Riwayat ini dikeluarkan oleh Al-Bukhary dan Muslim dari hadits ‘Aisyah.[1]

Dalam Ash-Shahih dari hadits ‘Aisyah ketika istri Abu Sufyan berkata kepada beliau: “Sesungguhnya Abu Sufyan adalah seorang yang bakhil, dia tidak memberi nafkah yang mencukupi bagi saya.” Maka Nabi shallallahu ‘alaihi wa sallam menyetujuinya di dalam mencela Abu Sufyan.[2]

Dan Nabi shallallahu ‘alaihi wa sallam bersabda:

مَنْ سَيِّدُكُمْ يَا بَنِيْ سَلِمَةَ؟

“Siapa pemimpin kalian wahai Bani Salimah?”

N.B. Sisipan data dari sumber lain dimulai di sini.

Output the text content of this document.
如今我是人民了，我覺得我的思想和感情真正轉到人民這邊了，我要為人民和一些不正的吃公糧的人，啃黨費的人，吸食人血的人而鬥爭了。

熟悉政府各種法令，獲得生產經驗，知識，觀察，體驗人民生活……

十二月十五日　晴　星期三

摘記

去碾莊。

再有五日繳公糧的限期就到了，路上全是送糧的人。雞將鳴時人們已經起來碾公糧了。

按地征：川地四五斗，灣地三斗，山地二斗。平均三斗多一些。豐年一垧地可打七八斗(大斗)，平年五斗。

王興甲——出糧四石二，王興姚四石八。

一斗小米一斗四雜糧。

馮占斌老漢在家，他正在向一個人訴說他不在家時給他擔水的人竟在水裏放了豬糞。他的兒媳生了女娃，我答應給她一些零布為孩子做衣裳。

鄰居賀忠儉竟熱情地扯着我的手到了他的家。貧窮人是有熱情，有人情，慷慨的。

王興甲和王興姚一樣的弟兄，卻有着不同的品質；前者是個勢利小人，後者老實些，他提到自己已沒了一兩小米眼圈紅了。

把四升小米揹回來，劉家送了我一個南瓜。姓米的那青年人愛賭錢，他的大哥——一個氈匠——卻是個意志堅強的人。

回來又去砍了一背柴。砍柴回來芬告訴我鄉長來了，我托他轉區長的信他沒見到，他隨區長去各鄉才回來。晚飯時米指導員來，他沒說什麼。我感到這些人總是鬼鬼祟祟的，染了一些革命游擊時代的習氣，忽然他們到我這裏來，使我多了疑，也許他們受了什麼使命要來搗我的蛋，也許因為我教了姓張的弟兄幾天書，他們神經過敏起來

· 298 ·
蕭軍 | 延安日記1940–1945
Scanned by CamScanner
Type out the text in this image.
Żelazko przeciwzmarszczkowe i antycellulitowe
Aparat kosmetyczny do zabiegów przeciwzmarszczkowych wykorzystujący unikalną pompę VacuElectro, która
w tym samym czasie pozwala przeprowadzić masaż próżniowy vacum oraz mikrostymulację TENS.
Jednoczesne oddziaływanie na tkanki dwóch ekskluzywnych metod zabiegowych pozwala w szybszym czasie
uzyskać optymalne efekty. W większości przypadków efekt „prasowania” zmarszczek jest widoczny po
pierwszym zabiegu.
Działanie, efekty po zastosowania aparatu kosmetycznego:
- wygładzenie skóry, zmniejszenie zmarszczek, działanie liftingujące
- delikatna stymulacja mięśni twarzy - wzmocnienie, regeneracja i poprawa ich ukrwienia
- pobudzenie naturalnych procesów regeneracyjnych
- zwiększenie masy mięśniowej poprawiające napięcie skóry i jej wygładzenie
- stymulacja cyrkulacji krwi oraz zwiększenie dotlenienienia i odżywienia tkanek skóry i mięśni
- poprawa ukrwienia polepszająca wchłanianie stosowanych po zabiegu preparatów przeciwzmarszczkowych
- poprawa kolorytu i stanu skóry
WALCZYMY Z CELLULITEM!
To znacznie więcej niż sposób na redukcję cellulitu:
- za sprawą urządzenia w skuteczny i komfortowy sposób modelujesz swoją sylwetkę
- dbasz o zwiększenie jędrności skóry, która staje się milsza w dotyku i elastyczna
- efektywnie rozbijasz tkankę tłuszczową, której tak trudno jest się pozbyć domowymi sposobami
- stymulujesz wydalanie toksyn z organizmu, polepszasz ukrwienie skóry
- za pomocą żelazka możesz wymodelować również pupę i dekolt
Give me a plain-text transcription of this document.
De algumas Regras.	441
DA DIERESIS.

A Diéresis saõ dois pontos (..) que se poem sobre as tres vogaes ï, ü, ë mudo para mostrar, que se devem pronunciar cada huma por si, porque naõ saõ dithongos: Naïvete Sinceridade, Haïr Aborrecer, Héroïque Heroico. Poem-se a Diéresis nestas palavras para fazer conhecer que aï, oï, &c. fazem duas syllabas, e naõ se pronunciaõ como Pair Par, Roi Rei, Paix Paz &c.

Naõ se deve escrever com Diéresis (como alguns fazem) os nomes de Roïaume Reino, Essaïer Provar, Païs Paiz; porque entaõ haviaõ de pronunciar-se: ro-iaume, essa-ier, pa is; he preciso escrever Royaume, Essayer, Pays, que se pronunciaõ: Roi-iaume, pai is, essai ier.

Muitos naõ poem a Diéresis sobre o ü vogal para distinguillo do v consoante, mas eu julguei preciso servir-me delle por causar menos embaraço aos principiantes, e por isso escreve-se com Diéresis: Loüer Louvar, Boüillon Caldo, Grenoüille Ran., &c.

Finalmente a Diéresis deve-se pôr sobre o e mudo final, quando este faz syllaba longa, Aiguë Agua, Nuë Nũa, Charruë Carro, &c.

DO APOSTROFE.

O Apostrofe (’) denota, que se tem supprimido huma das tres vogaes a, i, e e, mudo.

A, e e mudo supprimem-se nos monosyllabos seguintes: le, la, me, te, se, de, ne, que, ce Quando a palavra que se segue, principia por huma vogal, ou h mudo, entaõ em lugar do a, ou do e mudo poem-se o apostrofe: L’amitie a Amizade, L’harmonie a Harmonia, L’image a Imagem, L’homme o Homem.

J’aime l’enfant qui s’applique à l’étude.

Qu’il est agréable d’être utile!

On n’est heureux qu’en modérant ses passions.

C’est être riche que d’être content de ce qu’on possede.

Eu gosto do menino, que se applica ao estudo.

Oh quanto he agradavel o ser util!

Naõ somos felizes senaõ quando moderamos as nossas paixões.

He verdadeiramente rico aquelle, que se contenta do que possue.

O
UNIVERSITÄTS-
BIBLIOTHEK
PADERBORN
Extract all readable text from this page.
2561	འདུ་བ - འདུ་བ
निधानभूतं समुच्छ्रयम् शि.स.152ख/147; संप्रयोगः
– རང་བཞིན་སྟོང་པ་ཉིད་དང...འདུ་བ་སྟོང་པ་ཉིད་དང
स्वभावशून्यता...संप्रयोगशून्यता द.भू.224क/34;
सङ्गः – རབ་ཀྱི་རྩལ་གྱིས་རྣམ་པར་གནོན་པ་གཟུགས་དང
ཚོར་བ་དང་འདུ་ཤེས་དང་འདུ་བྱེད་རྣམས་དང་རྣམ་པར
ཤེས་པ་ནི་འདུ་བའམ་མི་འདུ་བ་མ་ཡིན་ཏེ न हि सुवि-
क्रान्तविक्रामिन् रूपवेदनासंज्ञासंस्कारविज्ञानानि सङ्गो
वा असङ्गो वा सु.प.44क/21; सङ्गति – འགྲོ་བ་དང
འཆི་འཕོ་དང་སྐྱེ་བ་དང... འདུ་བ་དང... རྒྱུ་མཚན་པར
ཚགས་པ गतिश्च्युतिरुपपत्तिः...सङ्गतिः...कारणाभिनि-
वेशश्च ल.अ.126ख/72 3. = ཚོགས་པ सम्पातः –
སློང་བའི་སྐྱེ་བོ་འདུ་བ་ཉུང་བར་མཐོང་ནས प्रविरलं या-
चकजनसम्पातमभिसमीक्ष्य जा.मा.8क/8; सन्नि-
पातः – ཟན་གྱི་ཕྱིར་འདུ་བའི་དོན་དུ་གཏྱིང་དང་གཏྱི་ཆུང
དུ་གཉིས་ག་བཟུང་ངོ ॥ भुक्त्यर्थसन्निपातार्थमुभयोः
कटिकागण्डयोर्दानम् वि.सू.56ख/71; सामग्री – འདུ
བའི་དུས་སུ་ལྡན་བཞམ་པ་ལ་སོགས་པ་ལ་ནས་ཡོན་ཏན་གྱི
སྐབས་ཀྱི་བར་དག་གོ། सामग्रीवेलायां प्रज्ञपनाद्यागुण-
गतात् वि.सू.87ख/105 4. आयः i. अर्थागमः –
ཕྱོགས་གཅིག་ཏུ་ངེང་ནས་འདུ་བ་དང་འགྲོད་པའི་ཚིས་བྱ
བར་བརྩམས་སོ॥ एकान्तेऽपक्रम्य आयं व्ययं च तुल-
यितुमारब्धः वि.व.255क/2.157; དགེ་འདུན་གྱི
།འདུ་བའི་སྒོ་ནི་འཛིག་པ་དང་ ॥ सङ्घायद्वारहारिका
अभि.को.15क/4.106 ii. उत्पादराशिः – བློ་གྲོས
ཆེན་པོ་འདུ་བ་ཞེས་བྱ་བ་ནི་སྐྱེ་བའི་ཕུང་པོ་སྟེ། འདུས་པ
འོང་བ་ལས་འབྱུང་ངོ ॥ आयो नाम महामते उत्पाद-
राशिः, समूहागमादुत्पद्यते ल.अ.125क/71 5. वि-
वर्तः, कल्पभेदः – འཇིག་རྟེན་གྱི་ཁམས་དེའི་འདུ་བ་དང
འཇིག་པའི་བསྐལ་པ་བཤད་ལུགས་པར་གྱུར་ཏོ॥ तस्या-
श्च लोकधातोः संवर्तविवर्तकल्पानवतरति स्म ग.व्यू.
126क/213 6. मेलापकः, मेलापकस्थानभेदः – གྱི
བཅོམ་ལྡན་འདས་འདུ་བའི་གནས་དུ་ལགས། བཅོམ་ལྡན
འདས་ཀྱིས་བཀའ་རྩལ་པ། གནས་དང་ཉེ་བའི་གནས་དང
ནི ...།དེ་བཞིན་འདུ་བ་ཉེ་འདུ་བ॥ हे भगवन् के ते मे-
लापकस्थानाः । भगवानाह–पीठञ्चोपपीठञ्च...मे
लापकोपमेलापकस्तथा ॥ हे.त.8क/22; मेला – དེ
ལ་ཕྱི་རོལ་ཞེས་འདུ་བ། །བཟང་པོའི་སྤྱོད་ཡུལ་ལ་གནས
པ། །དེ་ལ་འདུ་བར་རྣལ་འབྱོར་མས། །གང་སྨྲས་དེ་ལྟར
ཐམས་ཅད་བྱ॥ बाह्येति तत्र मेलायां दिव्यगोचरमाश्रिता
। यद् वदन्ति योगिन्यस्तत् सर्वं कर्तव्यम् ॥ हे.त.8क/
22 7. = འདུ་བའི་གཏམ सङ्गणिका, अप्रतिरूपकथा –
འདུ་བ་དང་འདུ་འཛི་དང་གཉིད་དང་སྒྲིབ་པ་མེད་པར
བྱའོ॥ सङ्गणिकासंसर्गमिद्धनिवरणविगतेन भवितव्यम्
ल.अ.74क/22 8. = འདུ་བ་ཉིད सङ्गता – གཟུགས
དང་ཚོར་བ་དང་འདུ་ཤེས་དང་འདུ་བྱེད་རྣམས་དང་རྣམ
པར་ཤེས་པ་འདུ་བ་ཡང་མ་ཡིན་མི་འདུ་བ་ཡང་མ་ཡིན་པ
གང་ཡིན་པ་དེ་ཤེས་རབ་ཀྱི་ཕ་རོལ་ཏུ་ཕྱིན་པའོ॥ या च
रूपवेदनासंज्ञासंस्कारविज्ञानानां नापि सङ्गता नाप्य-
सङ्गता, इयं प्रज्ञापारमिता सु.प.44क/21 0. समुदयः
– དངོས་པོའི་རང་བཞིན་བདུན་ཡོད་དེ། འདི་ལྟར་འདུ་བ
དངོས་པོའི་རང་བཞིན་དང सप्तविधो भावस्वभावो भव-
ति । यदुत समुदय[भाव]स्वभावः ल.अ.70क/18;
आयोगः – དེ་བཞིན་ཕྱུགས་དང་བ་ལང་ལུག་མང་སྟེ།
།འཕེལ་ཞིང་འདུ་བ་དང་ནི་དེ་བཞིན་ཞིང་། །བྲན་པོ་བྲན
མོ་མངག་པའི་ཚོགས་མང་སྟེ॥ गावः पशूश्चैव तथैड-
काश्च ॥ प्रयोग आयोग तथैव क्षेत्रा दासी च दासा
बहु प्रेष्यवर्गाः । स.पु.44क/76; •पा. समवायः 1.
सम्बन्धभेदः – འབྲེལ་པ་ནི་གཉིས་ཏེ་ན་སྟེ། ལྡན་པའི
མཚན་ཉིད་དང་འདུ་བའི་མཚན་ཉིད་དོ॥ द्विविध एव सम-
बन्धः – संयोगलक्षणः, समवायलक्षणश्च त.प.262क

Mereka menjawab: “Al-Ja’ad bin Qais, hanya saja kami menganggapnya bakhil.” Maka Nabi shallallahu ‘alaihi wa sallam bersabda:

أَيُّ دَاءٍ أَدْوَأُ مِنْ الْبُخْلِ, بَلْ سَيِّدُكُمْ عَمْرُو ابْنُ الْجَمُوْحِ.

“Penyakit apa yang lebih berbahaya dari kebakhilan, pemimpin kalian adalah ‘Amr bin Al-Jamuh”[3]

Nabi shallallahu ‘alaihi wa sallam berkata kepada Mu’adz bin Jabal:

أَفَتَّانٌ أَنْتَ يَا مُعَاذُ؟

“Wahai Mu’adz, apakah engkau akan menjadi juru fitnah?!”[4]

Beliau berkata kepada Abu Dzar:

إِنَّكَ امْرُؤٌ فِيْكَ جَاهِلِيَّةٌ.

“Sesungguhnya engkau adalah seseorang yang pada dirimu masih ada sisa-sisa sifat jahiliyyah.”[5]

Beliau juga berkata kepada sebagian istri-istri beliau:

إِنَّكُنَّ لَأَنْتُنَّ صَوَاحِبُ يُوْسُفَ.

“Sesungguhnya kalian benar-benar seperti wanita-wanita yang menggoda Yusuf.[6]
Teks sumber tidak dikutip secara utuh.